The subjects were in their late 30s to early 40s when they were examined, giving the researchers a unique perspective on how childhood influences affect the adult brain. The researchers examined the scans for overall brain growth, including the cortex, the brain’s outermost layer, as well as five areas thought to be linked to the intervention’s stimulation of children’s language and cognitive development. The left inferior frontal gyrus and left superior temporal gyrus, which may be related to language, and the right inferior frontal gyrus and bilateral anterior cingulate cortex, which may be related to cognitive control, were among those studied.
A fifth was included since the volume of the bilateral hippocampus is commonly linked to early life trauma and socioeconomic status. The researchers discovered that individuals who received early schooling therapy had larger brains overall, including the cortex. They also noticed that the outcomes of the group intervention treatment for the brain were much better for males than for girls. The reasons for this are unknown, and they are unexpected given that both boys and girls benefited from their early enhanced education in similar ways in terms of behavioral and educational outcomes.
According to study co-authors Read Montague, professor and director of the Fralin Biomedical Research Institute’s Human Neuroimaging Lab and Computational Psychiatry Unit, and Terry Lohrenz, research assistant professor and member of the institute’s Human Neuroimaging Laboratory, several specific cortical regions appeared to be larger.

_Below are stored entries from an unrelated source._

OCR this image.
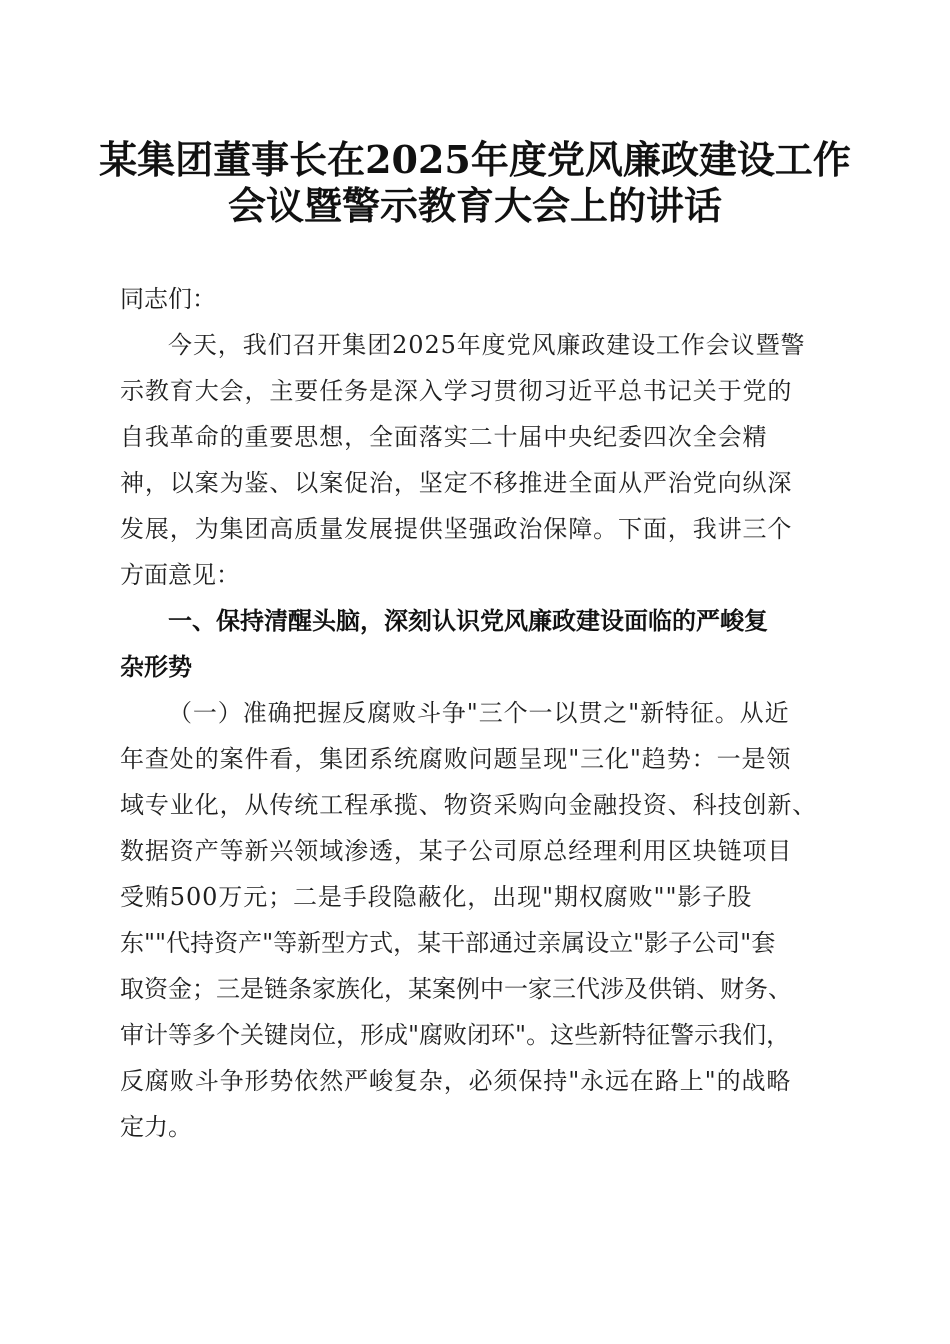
某集团董事长在2025年度党风廉政建设工作
会议暨警示教育大会上的讲话
同志们：
今天，我们召开集团2025年度党风廉政建设工作会议暨警
示教育大会，主要任务是深入学习贯彻习近平总书记关于党的
自我革命的重要思想，全面落实二十届中央纪委四次全会精
神，以案为鉴、以案促治，坚定不移推进全面从严治党向纵深
发展，为集团高质量发展提供坚强政治保障。下面，我讲三个
方面意见：
一、保持清醒头脑，深刻认识党风廉政建设面临的严峻复
杂形势
（一）准确把握反腐败斗争"三个一以贯之"新特征。从近
年查处的案件看，集团系统腐败问题呈现"三化"趋势：一是领
域专业化，从传统工程承揽、物资采购向金融投资、科技创新、
数据资产等新兴领域渗透，某子公司原总经理利用区块链项目
受贿500万元；二是手段隐蔽化，出现"期权腐败""影子股
东""代持资产"等新型方式，某干部通过亲属设立"影子公司"套
取资金；三是链条家族化，某案例中一家三代涉及供销、财务、
审计等多个关键岗位，形成"腐败闭环"。这些新特征警示我们，
反腐败斗争形势依然严峻复杂，必须保持"永远在路上"的战略
定力。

“When we launched this project in the 1970s, the field knew more about how to assess behavior than it knew about how to assess brain structure,” Professor Ramey said. “We were able to measure structural characteristics of the brain thanks to improvements in neuroimaging technology and excellent multidisciplinary cooperation. The prefrontal brain and language-related regions were certainly altered, and this is the first experimental proof of a connection between known early educational experiences and long-term alterations in humans, to our knowledge.”
“We believe that these findings warrant careful consideration and lend further support to the value of ensuring positive learning and social-emotional support for all children particularly to improve outcomes for children who are vulnerable to inadequate stimulation and care in the early years of life,” Craig Ramey said.
The research was funded by the Wellcome Trust, Virginia Tech, the University of Pennsylvania’s School of Arts and Sciences Research Fund, and the William N. Sternberg Fund for Human Information-Processing Research.